Anecdotally, I haven’t seen anything too interesting in the ear with HRV, which one would expect given the vagal innervation.

Brain Stimul. 2014 Sep 28.
Electrical Stimulation of the Vagus Nerve Dermatome in the External Ear is Protective in Rat Cerebral Ischemia.
Ay I1, Napadow V2, Ay H3.

Abstract

BACKGROUND:

Although cervical vagus nerve stimulation is effective for reducing infarct volume in rats, it is not feasible for acute human stroke as it requires surgical incision of the neck. We hypothesized that stimulation of the dermatome in the external ear innervated by the vagus nerve (auricular vagus nerve stimulation; aVNS) reduces infarct volume after transient focal ischemia in rats.

METHODS:

Animals were randomized to active aVNS or sham stimulation.
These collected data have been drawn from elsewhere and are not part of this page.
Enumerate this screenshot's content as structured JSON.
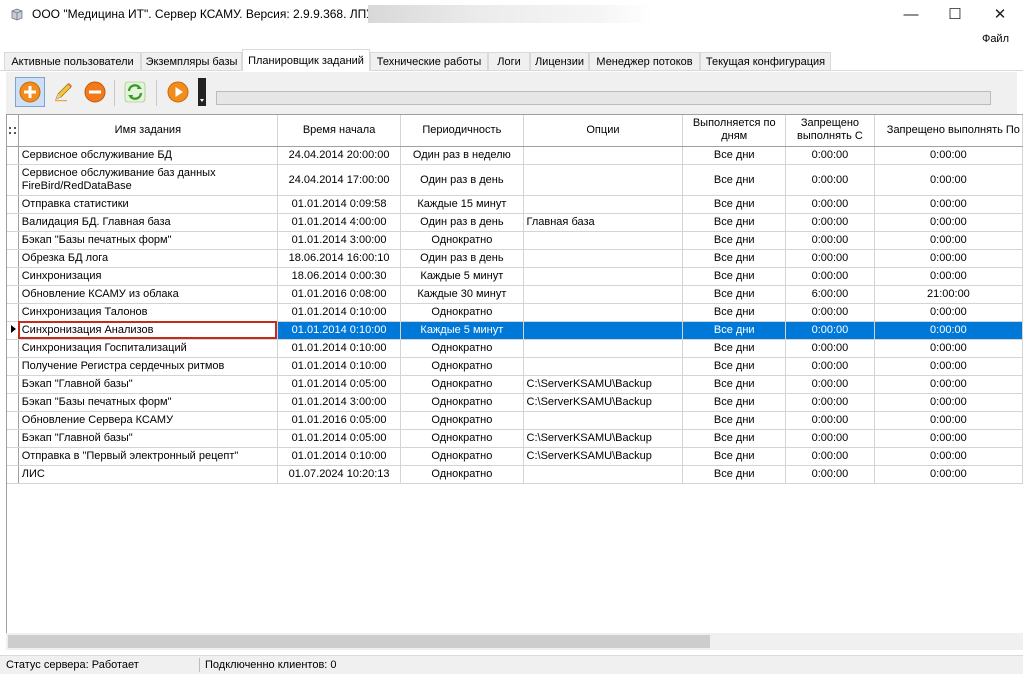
{
  "window": {
    "title": "ООО \"Медицина ИТ\". Сервер КСАМУ. Версия: 2.9.9.368. ЛПУ:",
    "minimize": "—",
    "maximize": "☐",
    "close": "✕"
  },
  "menu": {
    "file": "Файл"
  },
  "tabs": [
    {
      "label": "Активные пользователи",
      "active": false
    },
    {
      "label": "Экземпляры базы",
      "active": false
    },
    {
      "label": "Планировщик заданий",
      "active": true
    },
    {
      "label": "Технические работы",
      "active": false
    },
    {
      "label": "Логи",
      "active": false
    },
    {
      "label": "Лицензии",
      "active": false
    },
    {
      "label": "Менеджер потоков",
      "active": false
    },
    {
      "label": "Текущая конфигурация",
      "active": false
    }
  ],
  "toolbar": {
    "buttons": [
      "add-icon",
      "edit-icon",
      "remove-icon",
      "refresh-icon",
      "run-icon"
    ],
    "progress": 0
  },
  "grid": {
    "columns": [
      "Имя задания",
      "Время начала",
      "Периодичность",
      "Опции",
      "Выполняется по дням",
      "Запрещено выполнять С",
      "Запрещено выполнять По"
    ],
    "rows": [
      {
        "name": "Сервисное обслуживание БД",
        "start": "24.04.2014 20:00:00",
        "period": "Один раз в неделю",
        "options": "",
        "days": "Все дни",
        "from": "0:00:00",
        "to": "0:00:00"
      },
      {
        "name": "Сервисное обслуживание баз данных FireBird/RedDataBase",
        "start": "24.04.2014 17:00:00",
        "period": "Один раз в день",
        "options": "",
        "days": "Все дни",
        "from": "0:00:00",
        "to": "0:00:00",
        "tall": true
      },
      {
        "name": "Отправка статистики",
        "start": "01.01.2014 0:09:58",
        "period": "Каждые 15 минут",
        "options": "",
        "days": "Все дни",
        "from": "0:00:00",
        "to": "0:00:00"
      },
      {
        "name": "Валидация БД. Главная база",
        "start": "01.01.2014 4:00:00",
        "period": "Один раз в день",
        "options": "Главная база",
        "days": "Все дни",
        "from": "0:00:00",
        "to": "0:00:00"
      },
      {
        "name": "Бэкап \"Базы печатных форм\"",
        "start": "01.01.2014 3:00:00",
        "period": "Однократно",
        "options": "",
        "days": "Все дни",
        "from": "0:00:00",
        "to": "0:00:00"
      },
      {
        "name": "Обрезка БД лога",
        "start": "18.06.2014 16:00:10",
        "period": "Один раз в день",
        "options": "",
        "days": "Все дни",
        "from": "0:00:00",
        "to": "0:00:00"
      },
      {
        "name": "Синхронизация",
        "start": "18.06.2014 0:00:30",
        "period": "Каждые 5 минут",
        "options": "",
        "days": "Все дни",
        "from": "0:00:00",
        "to": "0:00:00"
      },
      {
        "name": "Обновление КСАМУ из облака",
        "start": "01.01.2016 0:08:00",
        "period": "Каждые 30 минут",
        "options": "",
        "days": "Все дни",
        "from": "6:00:00",
        "to": "21:00:00"
      },
      {
        "name": "Синхронизация Талонов",
        "start": "01.01.2014 0:10:00",
        "period": "Однократно",
        "options": "",
        "days": "Все дни",
        "from": "0:00:00",
        "to": "0:00:00"
      },
      {
        "name": "Синхронизация Анализов",
        "start": "01.01.2014 0:10:00",
        "period": "Каждые 5 минут",
        "options": "",
        "days": "Все дни",
        "from": "0:00:00",
        "to": "0:00:00",
        "selected": true
      },
      {
        "name": "Синхронизация Госпитализаций",
        "start": "01.01.2014 0:10:00",
        "period": "Однократно",
        "options": "",
        "days": "Все дни",
        "from": "0:00:00",
        "to": "0:00:00"
      },
      {
        "name": "Получение Регистра сердечных ритмов",
        "start": "01.01.2014 0:10:00",
        "period": "Однократно",
        "options": "",
        "days": "Все дни",
        "from": "0:00:00",
        "to": "0:00:00"
      },
      {
        "name": "Бэкап \"Главной базы\"",
        "start": "01.01.2014 0:05:00",
        "period": "Однократно",
        "options": "C:\\ServerKSAMU\\Backup",
        "days": "Все дни",
        "from": "0:00:00",
        "to": "0:00:00"
      },
      {
        "name": "Бэкап \"Базы печатных форм\"",
        "start": "01.01.2014 3:00:00",
        "period": "Однократно",
        "options": "C:\\ServerKSAMU\\Backup",
        "days": "Все дни",
        "from": "0:00:00",
        "to": "0:00:00"
      },
      {
        "name": "Обновление Сервера КСАМУ",
        "start": "01.01.2016 0:05:00",
        "period": "Однократно",
        "options": "",
        "days": "Все дни",
        "from": "0:00:00",
        "to": "0:00:00"
      },
      {
        "name": "Бэкап \"Главной базы\"",
        "start": "01.01.2014 0:05:00",
        "period": "Однократно",
        "options": "C:\\ServerKSAMU\\Backup",
        "days": "Все дни",
        "from": "0:00:00",
        "to": "0:00:00"
      },
      {
        "name": "Отправка в \"Первый электронный рецепт\"",
        "start": "01.01.2014 0:10:00",
        "period": "Однократно",
        "options": "C:\\ServerKSAMU\\Backup",
        "days": "Все дни",
        "from": "0:00:00",
        "to": "0:00:00"
      },
      {
        "name": "ЛИС",
        "start": "01.07.2024 10:20:13",
        "period": "Однократно",
        "options": "",
        "days": "Все дни",
        "from": "0:00:00",
        "to": "0:00:00"
      }
    ]
  },
  "status": {
    "server": "Статус сервера: Работает",
    "clients": "Подключенно клиентов: 0"
  },
  "colors": {
    "selection": "#0078d7",
    "focus_outline": "#c42b1c"
  }
}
For aVNS, electrical stimulation of the left cavum concha (1 h duration) using percutaneous needles was initiated 30 min after induction of ischemia. Behavioral and tissue outcome were measured 24 h after induction of ischemia. In a separate experimental dataset, c-Fos immunohistochemistry was performed to identify the brain regions activated after the stimulation.

RESULTS:

Stimulation of the left cavum concha resulted in bilateral c-Fos staining in the nuclei tractus solitarii and the loci coerulei in all animals. There was no c-Fos staining in any part of the brainstem in sham control animals. The mean infarct volume (SD) as calculated by indirect method was 44.20 ± 7.58% in controls and 31.65 ± 9.67% in treated animals (P < 0.0001). The effect of aVNS on tissue outcome was associated with better neurological scores at 24 h after ischemia (P < 0.0001).

CONCLUSIONS:

Electric stimulation of the vagus nerve dermatome in the external ear activates brainstem afferent vagal nuclei and reduces infarct volume in rats. This finding has potential to facilitate the development of treatments that leverage the brain’s endogenous neuroprotective pathways at the setting of acute ischemic stroke.